Question

Three blocks A, B & C are arranged as shown. Pulleys and strings are ideal. All surfaces are frictionless. If block C is observed moving down along the incline at 1m/s². Find mass of block B, tension in string and acceleration of A, B as the system is released from rest.

Answer 1

• Mass of block B: ≈ 1.71 kg
• Tension in the string: 3 N (in the string connecting A and B)
• Acceleration of blocks A and B: 0.5 m/s²

Answer 2

We will show that with a proper free‐body diagram and a careful use of the inextensibility conditions the answer comes out uniquely.

In what follows the key is to notice that the block B is connected to two segments of the same string so that it works as a movable “crown” (or pulley) for the string going toward block C. In this arrangement the displacement of block C will be twice that of block B; hence, the (ideal) string constraint gives

a₍C₎ = 2·a₍B₎     (1)

Since we are told that block C is observed to accelerate down the plane at

a₍C₎ = 1 m/s²

it follows that

a₍B₎ = ½ = 0.5 m/s²     (2)

Also, block A is connected by an inextensible string (via a pulley on A) to block B. Hence the acceleration of A (on the frictionless horizontal surface) is

a₍A₎ = a₍B₎ = 0.5 m/s²     (3)

Let us now look at the forces acting.

mermaid flowchart TD A[Block A (6 kg)] -- T₁ --> FP[Fixed Pulley] FP -- "Vertical string" --> B[Block B (m_B)] FP -- "String over 3rd pulley" --> C[Block C (3 kg) on 37° incline]

There are two different strings involved; the one connecting A and B has tension T₁ and the one going from the fixed pulley (via the third pulley) to block C has tension T₂. However, the free‐body diagram on B shows that B “feels” both tensions.

1. For block A (mass = 6 kg) moving horizontally, T₁ = 6·a₍A₎ = 6 × 0.5 = 3 N     (4)

2. For block C (mass = 3 kg) on an incline at 37°: Take the coordinate along the plane (downwards positive). The weight component along the plane is 3g sin 37°. Since the string (with tension T₂) is assumed to be directed up along the plane, 3g·sin 37° – T₂ = 3·(1) Using sin 37° = 0.6 and g = 9.8 m/s², T₂ = 3·9.8×0.6 – 3 = 17.64 – 3 = 14.64 N  (5)

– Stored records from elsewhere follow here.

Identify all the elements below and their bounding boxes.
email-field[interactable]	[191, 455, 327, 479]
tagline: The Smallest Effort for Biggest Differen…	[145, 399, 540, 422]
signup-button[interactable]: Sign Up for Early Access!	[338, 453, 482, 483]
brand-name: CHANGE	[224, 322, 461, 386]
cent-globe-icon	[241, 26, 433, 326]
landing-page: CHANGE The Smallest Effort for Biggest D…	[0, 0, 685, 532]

3. For block B (mass = m_B) note that:

   • The upward forces are T₁ (from the string going to A) and T₂ (from the string going toward C via the pulley)
   • The downward force is its weight m_B g. Since we found a₍B₎ = 0.5 m/s² upward, Newton’s 2nd law gives T₁ + T₂ – m_B g = m_B (0.5)    (6)

Now substitute T₁ = 3 N and T₂ = 14.64 N: 3 + 14.64 = m_B(g + 0.5) 17.64 = m_B(9.8 + 0.5) = m_B·10.3 Thus, m_B = 17.64/10.3 ≈ 1.71 kg    (7)

So, our final answers are:

• Mass of block B: m_B ≈ 1.71 kg
• Tension in the string joining A and B: T₁ = 3 N
• Acceleration of blocks A and B: 0.5 m/s²

Short Explanation

1. Constraint: Because block B is the pulley for the string to C, a_C = 2a_B. Given a_C = 1 m/s², we get a_B = 0.5 m/s² (and a_A = 0.5 m/s²).
2. Block A: T₁ = 6×0.5 = 3 N.
3. Block C: Along the incline, 3g sin37° – T₂ = 3×1, so T₂ = 14.64 N.
4. Block B: T₁ + T₂ – m_B g = m_B×0.5; solving gives m_B ≈ 1.71 kg.